With Niko Goodrum on the injured list and the Tigers struggling defensively at the shortstop position (minus-15 defensive runs saved entering Saturday), he may not be going directly back to Toledo.
“It could be for one day,” Hinch said of Short’s call-up before the game. “Who knows, it could be for longer.”
Not a random statement.
The Astros didn’t let Mize ease into this one, though. Jose Altuve and Michael Brantley both singled, hitting poorly-located sliders in two-strike counts. But Mize didn’t flinch.
First he struck out Yuli Gurriel looking 3-2 four-seam fastball after Mize missed with three straight sliders. Then he struck out Yordan Alvarez swinging at a 1-2 four-seamer (95 mph).
He escaped the inning making quick play off the mound to field a tapper and throwing out Carlos Correa.
And then somewhere in the third inning, he found his splitter. It’s been an inconsistent pitch for him most of the season, but he started dropping it to right-handed and left-handed hitters – befuddling the Astros hitters.

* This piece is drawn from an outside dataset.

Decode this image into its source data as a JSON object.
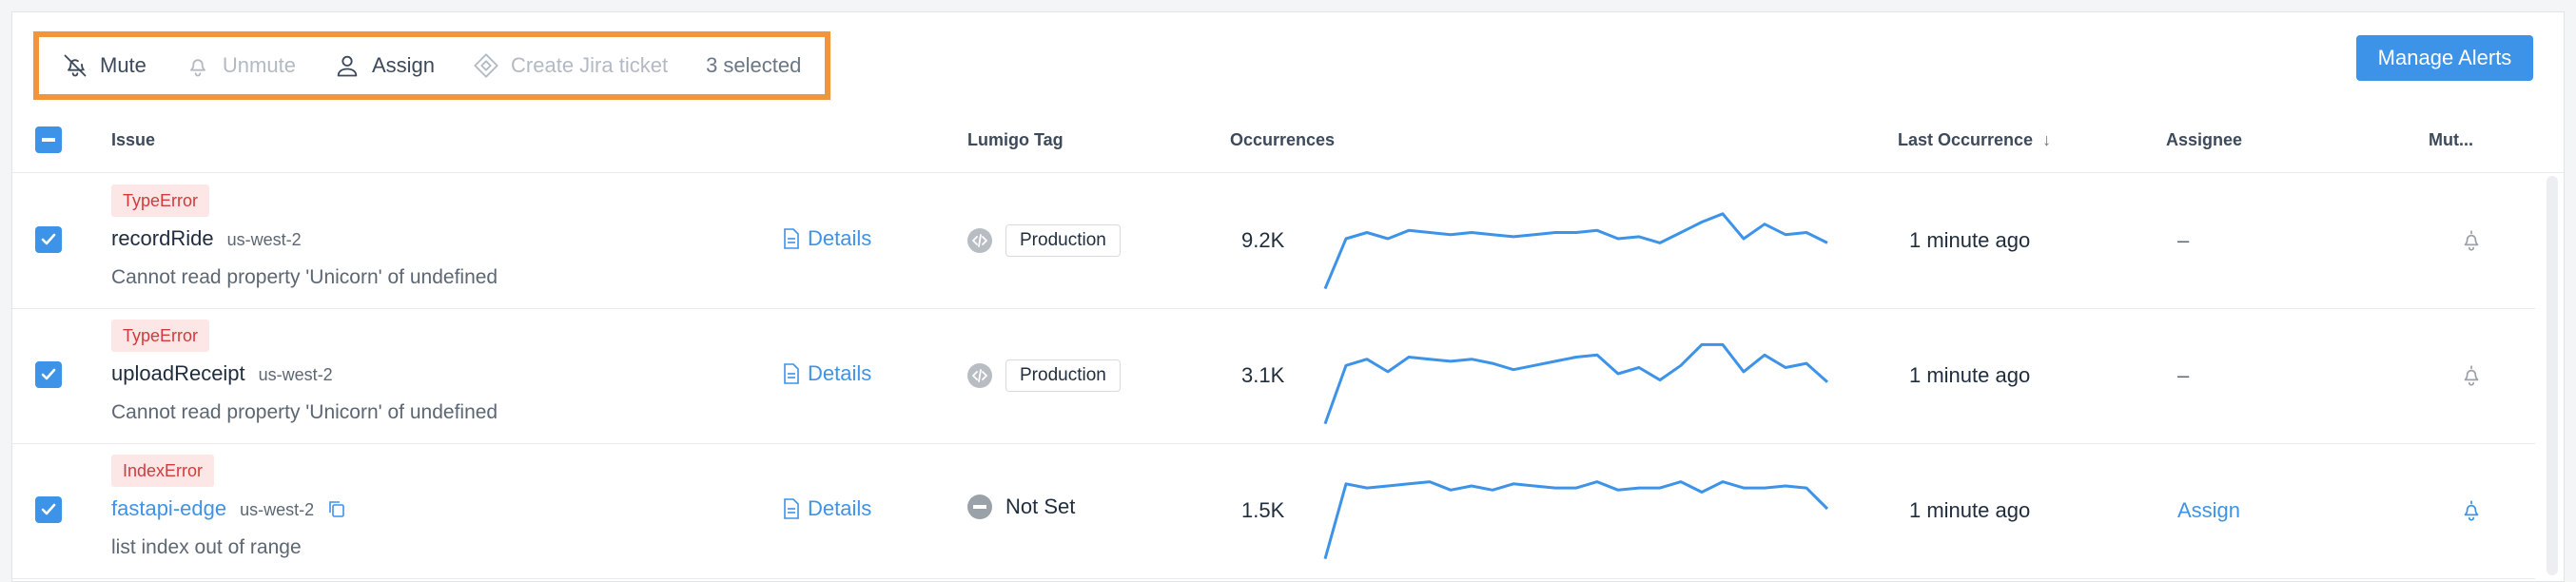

He used it to get Altuve and Brantley to ground out in the third and fifth innings. He threw three straight to strike out Alvarez.
He threw 21 splitters in his six innings, getting five whiffs on 11 swings and four called strikes. The five balls the Astros put in play against it were outs, with average exit velocity of a meek 74.8 mph.
Fittingly, he ended his outing striking out Chas McCormick looking at a splitter.
The lone run against him came in third, a two-out RBI single by Correa. Mize had him down in the count 1-2, but nibbled the edges with two straight sliders before Correa banged a four-seam fastball into left field.
Hinch called on former Astro Jose Cisnero to close it out. Which he did, winning long battles with Jason Castro (pop out) and Altuve (strikeout looking), and striking out Brantley on four pitches.